IT is beyond Reel Time’s comprehension that none of the critics gave an honour to Tommy Lee Jones: he is one of the best things about No Country for Old Men. Jones’s character is one of a trio of compelling characters in this bloody thriller adapted from Cormac McCarthy’s book of the same name. Jones plays salt-of-the-earth sheriff Ed Tom Bell, who is investigating a drug-related massacre in the barren Texas landscape. It is not unusual for Jones to give a mesmerising performance, or to play the strong, silent, resilient type. But there’s an added complexity to his character here: he can’t quite come to terms with the new kind of lawlessness that the drug trade has brought to the wild west, and it has given him a vulnerable edge. The other two leads are also terrific: Javier Bardem as a sinister, unstoppable drug lord, and Josh Brolin as the hometown boy in too deep. It opens on Boxing Day.
IN the US television series Without a Trace, Anthony LaPaglia plays agent Jack Malone, head of the FBI missing person’s unit in New York. In the planned Australian psychological thriller Strangerland, LaPaglia will be on the other side of the fence, as a chemist who comes under scrutiny after he and his family move to the country and his daughter goes missing. LaPaglia says Hugo Weaving is tipped for the role of the police officer investigating the matter. Strangerland is to be directed by Kim Farrant, who made the fascinating documentary Naked on the Inside, in which people discuss their attitudes to their bodies. LaPaglia, who was born in Adelaide, has been living in Los Angeles for 25 years and is on an unexpected break because of the writers’ strike. This enabled him and his wife Gia Carides to attend last week’s AFI Awards and meet the producers of LaPaglia’s other planned Australian film, Balibo, and his beloved A-League soccer team Sydney FC. His contract on Without a Trace has two years to go, which will bring him up to eight years of service. He says he is unlikely to renew: "After the series is over I would like to go to New York and do some theatre, which is where I began."

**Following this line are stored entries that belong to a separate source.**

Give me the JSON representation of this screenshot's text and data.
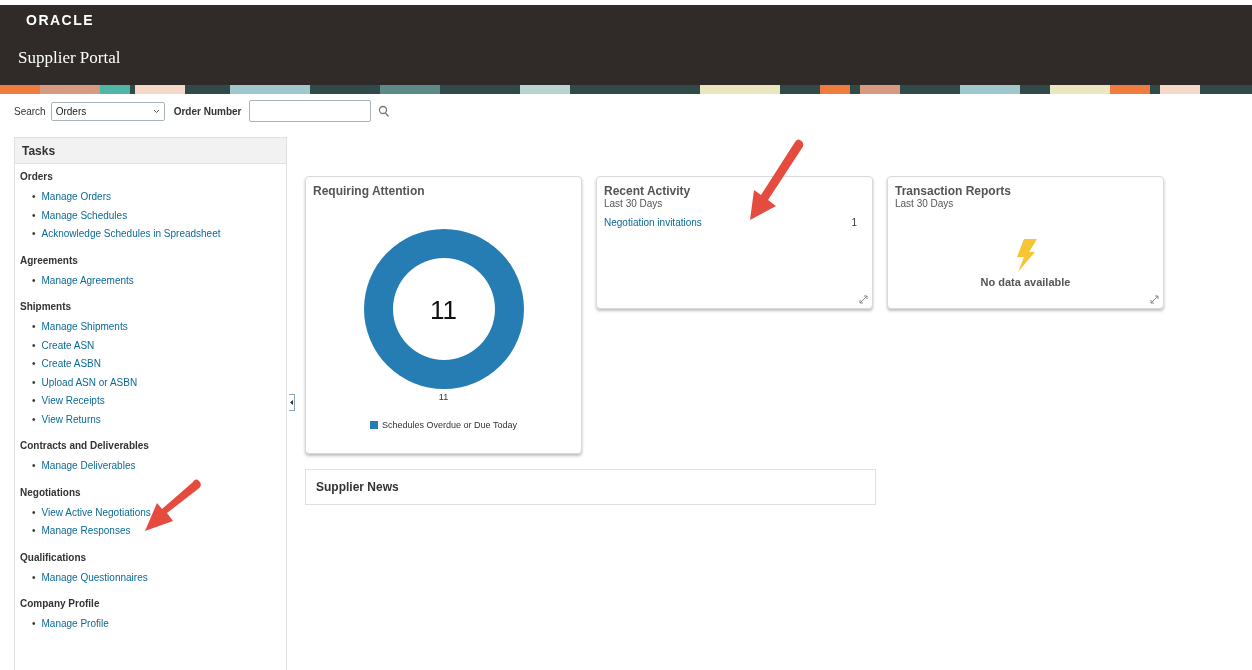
{
  "header": {
    "logo": "ORACLE",
    "title": "Supplier Portal"
  },
  "search_bar": {
    "label": "Search",
    "select_value": "Orders",
    "field_label": "Order Number"
  },
  "tasks": {
    "title": "Tasks",
    "bullet": "•",
    "groups": [
      {
        "heading": "Orders",
        "items": [
          "Manage Orders",
          "Manage Schedules",
          "Acknowledge Schedules in Spreadsheet"
        ]
      },
      {
        "heading": "Agreements",
        "items": [
          "Manage Agreements"
        ]
      },
      {
        "heading": "Shipments",
        "items": [
          "Manage Shipments",
          "Create ASN",
          "Create ASBN",
          "Upload ASN or ASBN",
          "View Receipts",
          "View Returns"
        ]
      },
      {
        "heading": "Contracts and Deliverables",
        "items": [
          "Manage Deliverables"
        ]
      },
      {
        "heading": "Negotiations",
        "items": [
          "View Active Negotiations",
          "Manage Responses"
        ]
      },
      {
        "heading": "Qualifications",
        "items": [
          "Manage Questionnaires"
        ]
      },
      {
        "heading": "Company Profile",
        "items": [
          "Manage Profile"
        ]
      }
    ]
  },
  "requiring_attention": {
    "title": "Requiring Attention",
    "total": "11",
    "donut_label": "11",
    "legend": [
      {
        "label": "Schedules Overdue or Due Today",
        "color": "#267db3"
      }
    ]
  },
  "recent_activity": {
    "title": "Recent Activity",
    "subtitle": "Last 30 Days",
    "rows": [
      {
        "label": "Negotiation invitations",
        "count": "1"
      }
    ]
  },
  "transaction_reports": {
    "title": "Transaction Reports",
    "subtitle": "Last 30 Days",
    "message": "No data available"
  },
  "supplier_news": {
    "title": "Supplier News"
  }
}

PRODUCER John Maynard has been getting good media mileage from his comment at the AFI Awards that best film winner Romulus, My Father would make a good Christmas present. He is one of the few Australian producers who also distributes his own films, so has more to gain than most from the DVD sales. It was also strategic of him to suggest that people buy the film, rather than rent it, to watch on Christmas Day once the dishwasher is on and the wrapping paper folded away: although producers get a cut from the sale of DVDs intended for rental, there is no further return, whether the DVD is rented once or 40,000 times. The best-film award was shared with Maynard’s business partner Robert Connolly, who says the attention Romulus got from the AFI helped secure the sale of US rights. Distributor Magnolia saw the film at the Toronto International Film Festival but signed to buy the US rights only when the AFI nominations were announced. "Some people think awards are a bit frivolous but I think they are of real value," says Connolly.
WHEN the AFI winner for direction and screenplay, Tony Ayres, was in post-production for The Home Song Stories he sighed a lot and said he was never going to make a tough drama again. Apparently the events that followed those depicted in his autobiographical film were no less dramatic, and he is not remotely tempted to recount them on film, not yet, anyway. Instead he is writing a comedy about six actresses who go for the same role. It is called, surprise surprise, The Actresses. Reel Time wonders if Joan Chen will be one of them. She and Ayres are obviously well matched: she has won best actress for her performance as Ayres’s fictionalised mother at the AFIs, the Inside Film Awards, the Turin International Film Festival in Italy and the Golden Horse Awards, held on Saturday night in Taipei.